技术现在可以有效地、大规模地理解人们如何使用语言来揭示他们的日常思想、行为和情感。已经通过社会科学中基于理论的封闭词汇方法以及计算机科学中的数据驱动的开放词汇方法对书面文本进行了分析,但尚未对这些方法进行全面比较。为了提供有关自动分析书面文本的最佳实践的指导,这篇叙述性评论和定量综合比较了五种主要的封闭式和开放式词汇方法:语言查询和字数统计 (LIWC)、一般查询器、DICTION、潜在狄利克雷分配和差异语言分析。我们比较了与性别、年龄、使用 Facebook 状态更新的现有数据集和来自 65,896 名用户的自我报告调查数据来分析五种方法的个性和个性。不同方法的结果相当一致。封闭词汇方法有效地总结了概念,有助于理解人们的思维方式,LIWC2015 产生了最强大、最简洁的结果。开放词汇方法在广泛的内容领域中揭示了更具体和具体的模式,更好地解决了模糊的词义,并且不易被误解,这表明它们非常适合捕捉日常心理过程的细微差别。我们详细介绍了封闭词汇分析中可能出现的几个错误、样本大小的影响、每个用户的单词数以及开放词汇分析中包含的主题数量,以及不同分析决策的影响。我们最后为研究人员提出建议,提倡结合封闭和开放词汇方法的补充方法。

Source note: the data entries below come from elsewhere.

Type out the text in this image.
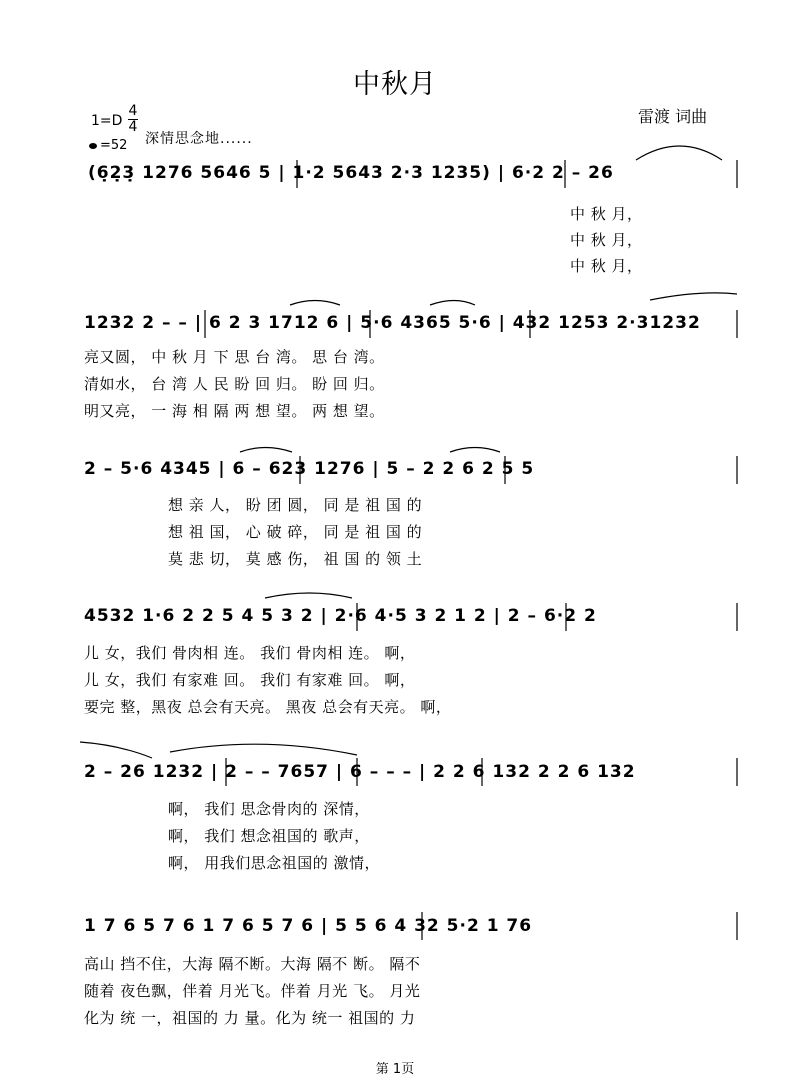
中秋月
雷渡 词曲
1=D
4
4
=52 深情思念地......
(6̣2̣3̣ 1276 5646 5 | 1·2 5643 2·3 1235) | 6·2 2 – 26
中 秋 月，
中 秋 月，
中 秋 月，
1232 2 – – | 6 2 3 1712 6 | 5·6 4365 5·6 | 432 1253 2·31232
亮又圆， 中 秋 月 下 思 台 湾。 思 台 湾。
清如水， 台 湾 人 民 盼 回 归。 盼 回 归。
明又亮， 一 海 相 隔 两 想 望。 两 想 望。
2 – 5·6 4345 | 6 – 623 1276 | 5 – 2 2 6 2 5 5
想 亲 人， 盼 团 圆， 同 是 祖 国 的
想 祖 国， 心 破 碎， 同 是 祖 国 的
莫 悲 切， 莫 感 伤， 祖 国 的 领 土
4532 1·6 2 2 5 4 5 3 2 | 2·6 4·5 3 2 1 2 | 2 – 6·2 2
儿 女，我们 骨肉相 连。 我们 骨肉相 连。 啊，
儿 女，我们 有家难 回。 我们 有家难 回。 啊，
要完 整，黑夜 总会有天亮。 黑夜 总会有天亮。 啊，
2 – 26 1232 | 2 – – 7657 | 6 – – – | 2 2 6 132 2 2 6 132
啊， 我们 思念骨肉的 深情，
啊， 我们 想念祖国的 歌声，
啊， 用我们思念祖国的 激情，
1 7 6 5 7 6 1 7 6 5 7 6 | 5 5 6 4 32 5·2 1 76
高山 挡不住，大海 隔不断。大海 隔不 断。 隔不
随着 夜色飘，伴着 月光飞。伴着 月光 飞。 月光
化为 统 一，祖国的 力 量。化为 统一 祖国的 力
第 1页
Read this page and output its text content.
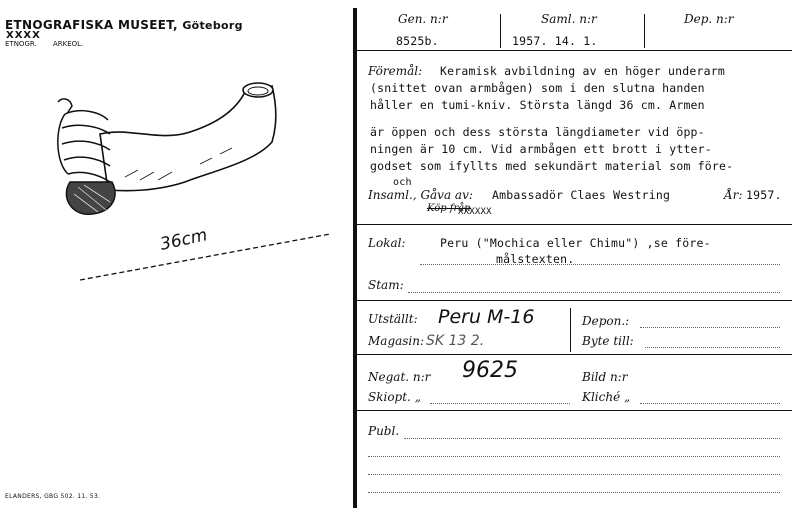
ETNOGRAFISKA MUSEET, Göteborg
XXXX
ETNOGR. ARKEOL.
36cm
ELANDERS, GBG 502. 11. 53.
Gen. n:r	Saml. n:r	Dep. n:r
8525b.	1957. 14. 1.
Föremål: Keramisk avbildning av en höger underarm
(snittet ovan armbågen) som i den slutna handen
håller en tumi-kniv. Största längd 36 cm. Armen
är öppen och dess största längdiameter vid öpp-
ningen är 10 cm. Vid armbågen ett brott i ytter-
godset som ifyllts med sekundärt material som före-
och
Insaml., Gåva av: Ambassadör Claes Westring	År: 1957.
Köp från
XXXXXX
Lokal:	Peru ("Mochica eller Chimu") ,se före-
målstexten.
Stam:
Utställt: Peru M-16	Depon.:
Magasin: SK 13 2.	Byte till:
Negat. n:r 9625	Bild n:r
Skiopt. „	Kliché „
Publ.
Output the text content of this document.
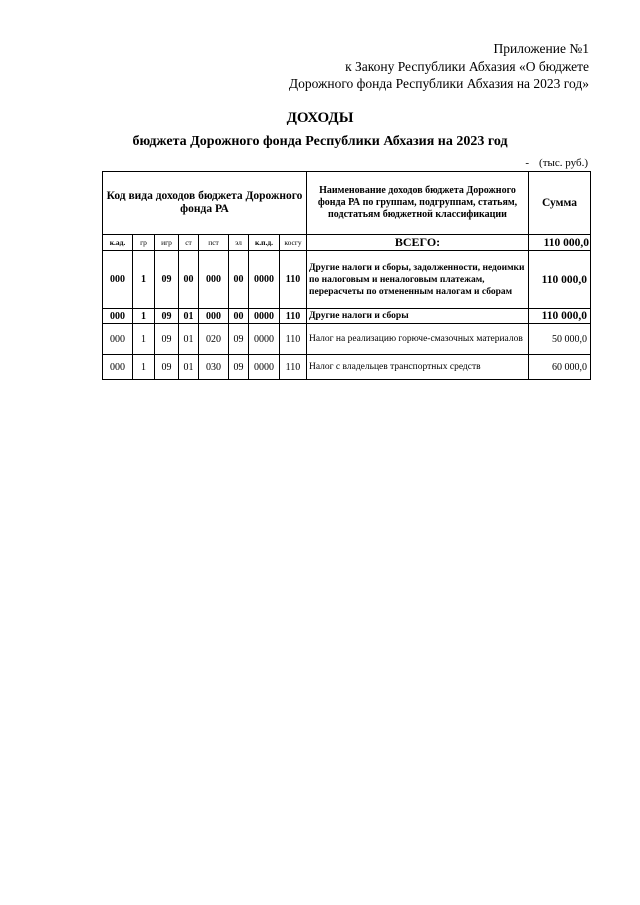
Приложение №1
к Закону Республики Абхазия «О бюджете
Дорожного фонда Республики Абхазия на 2023 год»
ДОХОДЫ
бюджета Дорожного фонда Республики Абхазия на 2023 год
- (тыс. руб.)
Код вида доходов бюджета Дорожного фонда РА								Наименование доходов бюджета Дорожного фонда РА по группам, подгруппам, статьям, подстатьям бюджетной классификации	Сумма
к.ад.	гр	игр	ст	пст	эл	к.п.д.	косгу	ВСЕГО:	110 000,0
000	1	09	00	000	00	0000	110	Другие налоги и сборы, задолженности, недоимки по налоговым и неналоговым платежам, перерасчеты по отмененным налогам и сборам	110 000,0
000	1	09	01	000	00	0000	110	Другие налоги и сборы	110 000,0
000	1	09	01	020	09	0000	110	Налог на реализацию горюче-смазочных материалов	50 000,0
000	1	09	01	030	09	0000	110	Налог с владельцев транспортных средств	60 000,0
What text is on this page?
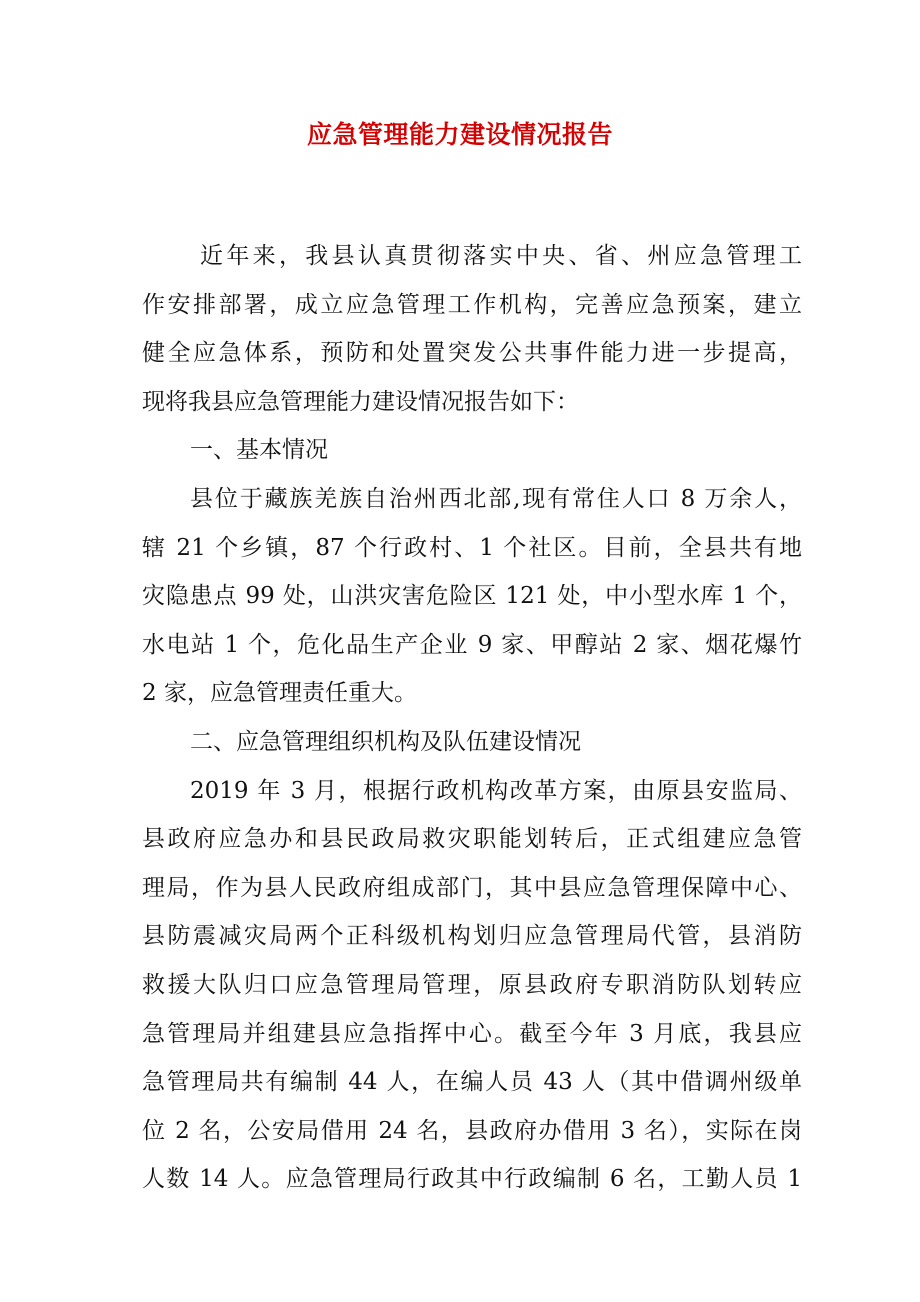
应急管理能力建设情况报告
近年来，我县认真贯彻落实中央、省、州应急管理工
作安排部署，成立应急管理工作机构，完善应急预案，建立
健全应急体系，预防和处置突发公共事件能力进一步提高，
现将我县应急管理能力建设情况报告如下：
一、基本情况
县位于藏族羌族自治州西北部,现有常住人口 8 万余人，
辖 21 个乡镇，87 个行政村、1 个社区。目前，全县共有地
灾隐患点 99 处，山洪灾害危险区 121 处，中小型水库 1 个，
水电站 1 个，危化品生产企业 9 家、甲醇站 2 家、烟花爆竹
2 家，应急管理责任重大。
二、应急管理组织机构及队伍建设情况
2019 年 3 月，根据行政机构改革方案，由原县安监局、
县政府应急办和县民政局救灾职能划转后，正式组建应急管
理局，作为县人民政府组成部门，其中县应急管理保障中心、
县防震减灾局两个正科级机构划归应急管理局代管，县消防
救援大队归口应急管理局管理，原县政府专职消防队划转应
急管理局并组建县应急指挥中心。截至今年 3 月底，我县应
急管理局共有编制 44 人，在编人员 43 人（其中借调州级单
位 2 名，公安局借用 24 名，县政府办借用 3 名），实际在岗
人数 14 人。应急管理局行政其中行政编制 6 名，工勤人员 1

(PsycInfo 数据库记录 (c) 2021 APA,保留所有权利)。
更新日期:2021-08-01
中文翻译:
文本分析的封闭和开放词汇方法:综述、定量比较和建议。
技术现在可以有效地、大规模地理解人们如何使用语言来揭示他们的日常思想、行为和情感。已经通过社会科学中基于理论的封闭词汇方法以及计算机科学中的数据驱动的开放词汇方法对书面文本进行了分析,但尚未对这些方法进行全面比较。为了提供有关自动分析书面文本的最佳实践的指导,这篇叙述性评论和定量综合比较了五种主要的封闭式和开放式词汇方法:语言查询和字数统计 (LIWC)、一般查询器、DICTION、潜在狄利克雷分配和差异语言分析。我们比较了与性别、年龄、使用 Facebook 状态更新的现有数据集和来自 65,896 名用户的自我报告调查数据来分析五种方法的个性和个性。不同方法的结果相当一致。封闭词汇方法有效地总结了概念,有助于理解人们的思维方式,LIWC2015 产生了最强大、最简洁的结果。开放词汇方法在广泛的内容领域中揭示了更具体和具体的模式,更好地解决了模糊的词义,并且不易被误解,这表明它们非常适合捕捉日常心理过程的细微差别。我们详细介绍了封闭词汇分析中可能出现的几个错误、样本大小的影响、每个用户的单词数以及开放词汇分析中包含的主题数量,以及不同分析决策的影响。我们最后为研究人员提出建议,提倡结合封闭和开放词汇方法的补充方法。(PsycInfo 数据库记录 (c) 2021 APA,保留所有权利)。